Hd Infoimage
ReviewAudited by ClawScan on May 10, 2026.
Overview
The skill’s image-generation purpose is understandable, but it under-declares local API-key use and relies on unreviewed helper scripts, including one that sends output to Feishu.
Install only if you are comfortable with the agent using your ZenMux API key and external helper scripts. Before running it, confirm where Feishu output will be sent, avoid exposing API keys in chat/logs, and prefer an explicitly declared, reviewed image-generation integration.
Findings (3)
Artifact-based informational review of SKILL.md, metadata, install specs, static scan signals, and capability signals.
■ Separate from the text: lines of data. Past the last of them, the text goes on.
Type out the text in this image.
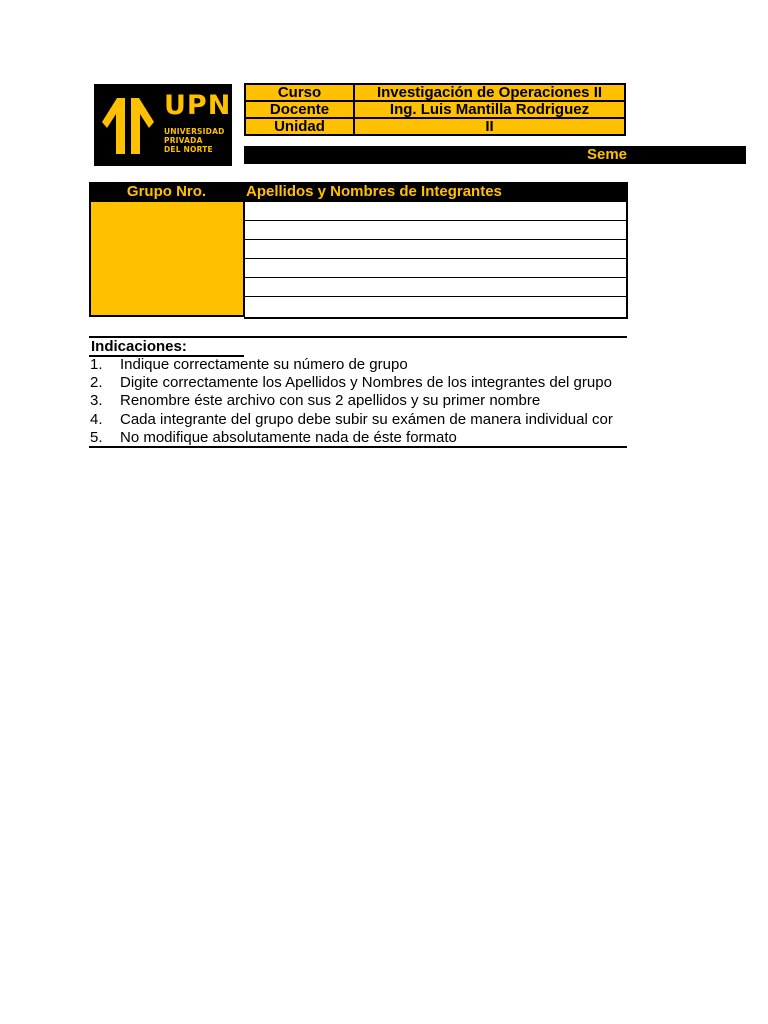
UPN
UNIVERSIDAD
PRIVADA
DEL NORTE
Curso	Investigación de Operaciones II
Docente	Ing. Luis Mantilla Rodriguez
Unidad	II
Seme
Grupo Nro.	Apellidos y Nombres de Integrantes
Indicaciones:
1. Indique correctamente su número de grupo
2. Digite correctamente los Apellidos y Nombres de los integrantes del grupo
3. Renombre éste archivo con sus 2 apellidos y su primer nombre
4. Cada integrante del grupo debe subir su exámen de manera individual cor
5. No modifique absolutamente nada de éste formato
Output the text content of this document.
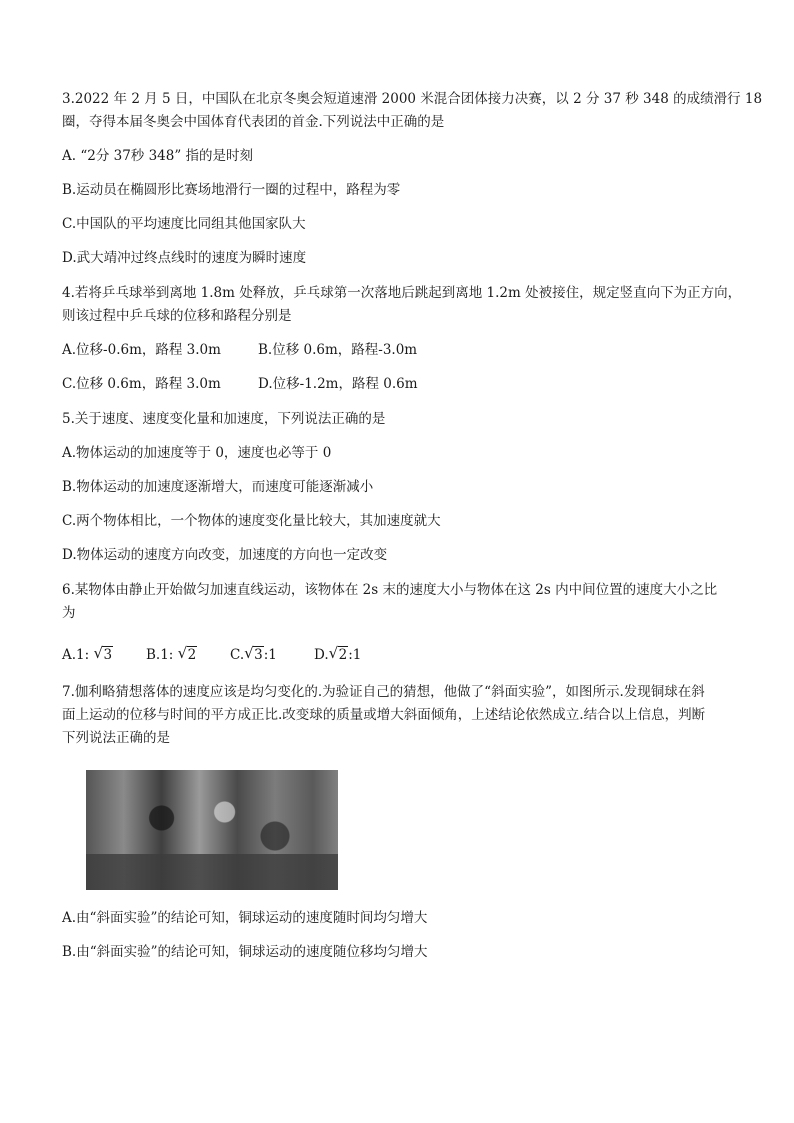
3.2022 年 2 月 5 日，中国队在北京冬奥会短道速滑 2000 米混合团体接力决赛，以 2 分 37 秒 348 的成绩滑行 18

圈，夺得本届冬奥会中国体育代表团的首金.下列说法中正确的是

A. “2分 37秒 348” 指的是时刻

B.运动员在椭圆形比赛场地滑行一圈的过程中，路程为零

C.中国队的平均速度比同组其他国家队大

D.武大靖冲过终点线时的速度为瞬时速度

4.若将乒乓球举到离地 1.8m 处释放，乒乓球第一次落地后跳起到离地 1.2m 处被接住，规定竖直向下为正方向，

则该过程中乒乓球的位移和路程分别是

A.位移-0.6m，路程 3.0m	B.位移 0.6m，路程-3.0m
C.位移 0.6m，路程 3.0m	D.位移-1.2m，路程 0.6m

5.关于速度、速度变化量和加速度，下列说法正确的是

A.物体运动的加速度等于 0，速度也必等于 0

B.物体运动的加速度逐渐增大，而速度可能逐渐减小

C.两个物体相比，一个物体的速度变化量比较大，其加速度就大

D.物体运动的速度方向改变，加速度的方向也一定改变

6.某物体由静止开始做匀加速直线运动，该物体在 2s 末的速度大小与物体在这 2s 内中间位置的速度大小之比

为

A.1: √ 3	B.1: √ 2	C. √ 3:1	D. √ 2:1

7.伽利略猜想落体的速度应该是均匀变化的.为验证自己的猜想，他做了“斜面实验”，如图所示.发现铜球在斜

面上运动的位移与时间的平方成正比.改变球的质量或增大斜面倾角，上述结论依然成立.结合以上信息，判断

下列说法正确的是

A.由“斜面实验”的结论可知，铜球运动的速度随时间均匀增大

B.由“斜面实验”的结论可知，铜球运动的速度随位移均匀增大
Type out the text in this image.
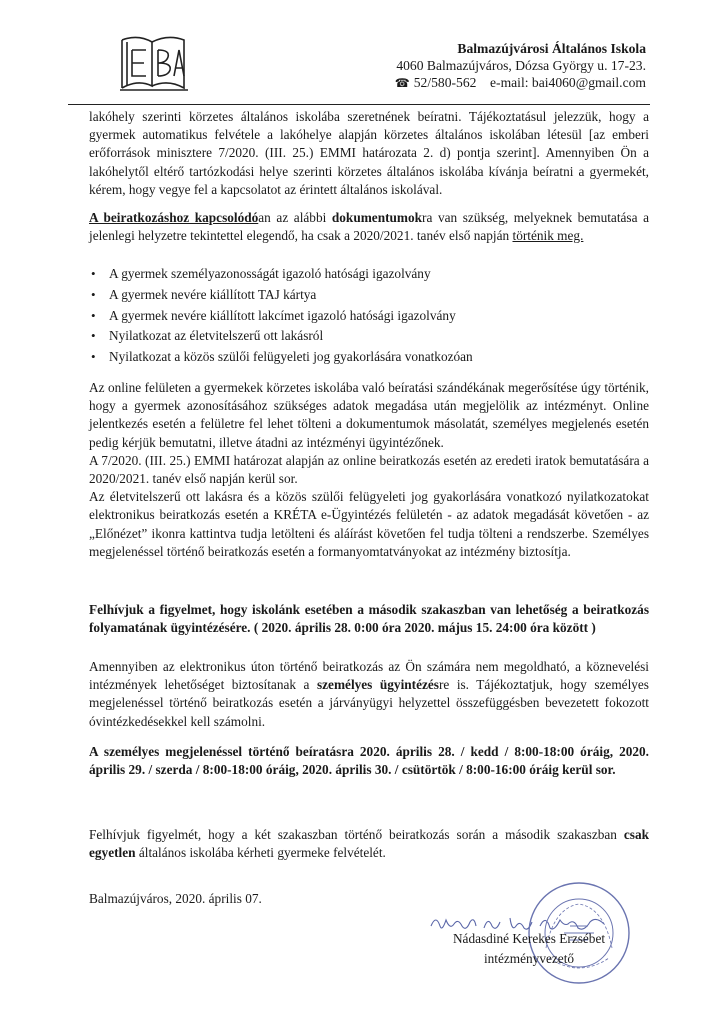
Balmazújvárosi Általános Iskola
4060 Balmazújváros, Dózsa György u. 17-23.
☎ 52/580-562 e-mail: bai4060@gmail.com
lakóhely szerinti körzetes általános iskolába szeretnének beíratni. Tájékoztatásul jelezzük, hogy a gyermek automatikus felvétele a lakóhelye alapján körzetes általános iskolában létesül [az emberi erőforrások minisztere 7/2020. (III. 25.) EMMI határozata 2. d) pontja szerint]. Amennyiben Ön a lakóhelytől eltérő tartózkodási helye szerinti körzetes általános iskolába kívánja beíratni a gyermekét, kérem, hogy vegye fel a kapcsolatot az érintett általános iskolával.
A beiratkozáshoz kapcsolódóan az alábbi dokumentumokra van szükség, melyeknek bemutatása a jelenlegi helyzetre tekintettel elegendő, ha csak a 2020/2021. tanév első napján történik meg.
• A gyermek személyazonosságát igazoló hatósági igazolvány
• A gyermek nevére kiállított TAJ kártya
• A gyermek nevére kiállított lakcímet igazoló hatósági igazolvány
• Nyilatkozat az életvitelszerű ott lakásról
• Nyilatkozat a közös szülői felügyeleti jog gyakorlására vonatkozóan
Az online felületen a gyermekek körzetes iskolába való beíratási szándékának megerősítése úgy történik, hogy a gyermek azonosításához szükséges adatok megadása után megjelölik az intézményt. Online jelentkezés esetén a felületre fel lehet tölteni a dokumentumok másolatát, személyes megjelenés esetén pedig kérjük bemutatni, illetve átadni az intézményi ügyintézőnek.
A 7/2020. (III. 25.) EMMI határozat alapján az online beiratkozás esetén az eredeti iratok bemutatására a 2020/2021. tanév első napján kerül sor.
Az életvitelszerű ott lakásra és a közös szülői felügyeleti jog gyakorlására vonatkozó nyilatkozatokat elektronikus beiratkozás esetén a KRÉTA e-Ügyintézés felületén - az adatok megadását követően - az „Előnézet” ikonra kattintva tudja letölteni és aláírást követően fel tudja tölteni a rendszerbe. Személyes megjelenéssel történő beiratkozás esetén a formanyomtatványokat az intézmény biztosítja.
Felhívjuk a figyelmet, hogy iskolánk esetében a második szakaszban van lehetőség a beiratkozás folyamatának ügyintézésére. ( 2020. április 28. 0:00 óra 2020. május 15. 24:00 óra között )
Amennyiben az elektronikus úton történő beiratkozás az Ön számára nem megoldható, a köznevelési intézmények lehetőséget biztosítanak a személyes ügyintézésre is. Tájékoztatjuk, hogy személyes megjelenéssel történő beiratkozás esetén a járványügyi helyzettel összefüggésben bevezetett fokozott óvintézkedésekkel kell számolni.
A személyes megjelenéssel történő beíratásra 2020. április 28. / kedd / 8:00-18:00 óráig, 2020. április 29. / szerda / 8:00-18:00 óráig, 2020. április 30. / csütörtök / 8:00-16:00 óráig kerül sor.
Felhívjuk figyelmét, hogy a két szakaszban történő beiratkozás során a második szakaszban csak egyetlen általános iskolába kérheti gyermeke felvételét.
Balmazújváros, 2020. április 07.
Nádasdiné Kerekes Erzsébet
intézményvezető
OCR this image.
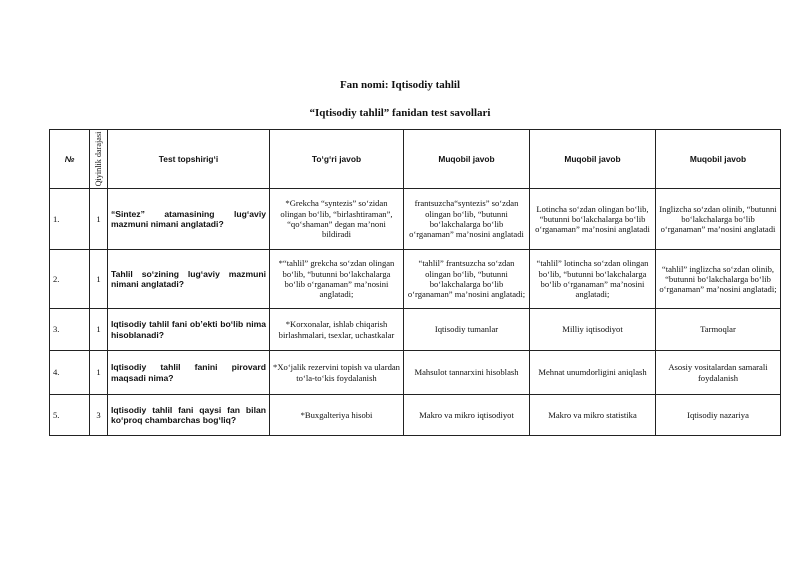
Fan nomi: Iqtisodiy tahlil
“Iqtisodiy tahlil” fanidan test savollari
№	Qiyinlik darajasi	Test topshirig‘i	To‘g‘ri javob	Muqobil javob	Muqobil javob	Muqobil javob
1.	1	“Sintez” atamasining lug‘aviy mazmuni nimani anglatadi?	*Grekcha “syntezis” so‘zidan olingan bo‘lib, “birlashtiraman”, “qo‘shaman” degan ma’noni bildiradi	frantsuzcha“syntezis” so‘zdan olingan bo‘lib, “butunni bo‘lakchalarga bo‘lib o‘rganaman” ma’nosini anglatadi	Lotincha so‘zdan olingan bo‘lib, “butunni bo‘lakchalarga bo‘lib o‘rganaman” ma’nosini anglatadi	Inglizcha so‘zdan olinib, “butunni bo‘lakchalarga bo‘lib o‘rganaman” ma’nosini anglatadi
2.	1	Tahlil so‘zining lug‘aviy mazmuni nimani anglatadi?	*“tahlil” grekcha so‘zdan olingan bo‘lib, “butunni bo‘lakchalarga bo‘lib o‘rganaman” ma’nosini anglatadi;	“tahlil” frantsuzcha so‘zdan olingan bo‘lib, “butunni bo‘lakchalarga bo‘lib o‘rganaman” ma’nosini anglatadi;	“tahlil” lotincha so‘zdan olingan bo‘lib, “butunni bo‘lakchalarga bo‘lib o‘rganaman” ma’nosini anglatadi;	“tahlil” inglizcha so‘zdan olinib, “butunni bo‘lakchalarga bo‘lib o‘rganaman” ma’nosini anglatadi;
3.	1	Iqtisodiy tahlil fani ob’ekti bo‘lib nima hisoblanadi?	*Korxonalar, ishlab chiqarish birlashmalari, tsexlar, uchastkalar	Iqtisodiy tumanlar	Milliy iqtisodiyot	Tarmoqlar
4.	1	Iqtisodiy tahlil fanini pirovard maqsadi nima?	*Xo‘jalik rezervini topish va ulardan to‘la-to‘kis foydalanish	Mahsulot tannarxini hisoblash	Mehnat unumdorligini aniqlash	Asosiy vositalardan samarali foydalanish
5.	3	Iqtisodiy tahlil fani qaysi fan bilan ko‘proq chambarchas bog‘liq?	*Buxgalteriya hisobi	Makro va mikro iqtisodiyot	Makro va mikro statistika	Iqtisodiy nazariya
ClawScan does not execute the skill or run runtime probes.
The agent may access and expose a provider API key from local OpenClaw configuration when generating images.
The README instructs reading and printing a locally stored ZenMux API key, while the registry declares no required environment variables, credentials, or config paths.
API Key 读取:`cat ~/.openclaw/openclaw.json | python3 -c "import json,sys; d=json.load(sys.stdin); print(d['models']['providers']['ZenMux']['apiKey'])"`
Declare the ZenMux credential and config path explicitly, avoid printing secrets, and use a secure credential handoff limited to the image-generation request.
Image generation depends on external local code whose behavior and provenance are not reviewable from this skill package.
The skill has no code or install spec of its own but instructs running a script from another skill directory that is not included in the reviewed artifacts.
cd /root/.openclaw/workspace/skills/zenmux-image-generation ZENMUX_API_KEY="<key>" python3 scripts/generate.py
Package or declare the required helper skill/script, pin its provenance, and make the dependency clear before asking the agent to run it with credentials.
Generated images derived from the user’s article or private content could be shared to an unclear Feishu destination.
The skill tells the agent to send generated output through a Feishu helper from another skill, without declaring the destination, credentials, data boundaries, or approval step.
生成后用 `send_to_feishu.sh` 发送(见 sketch-illustration skill)
Make Feishu sending optional, require explicit user confirmation, and disclose the exact destination, credentials used, and content being sent.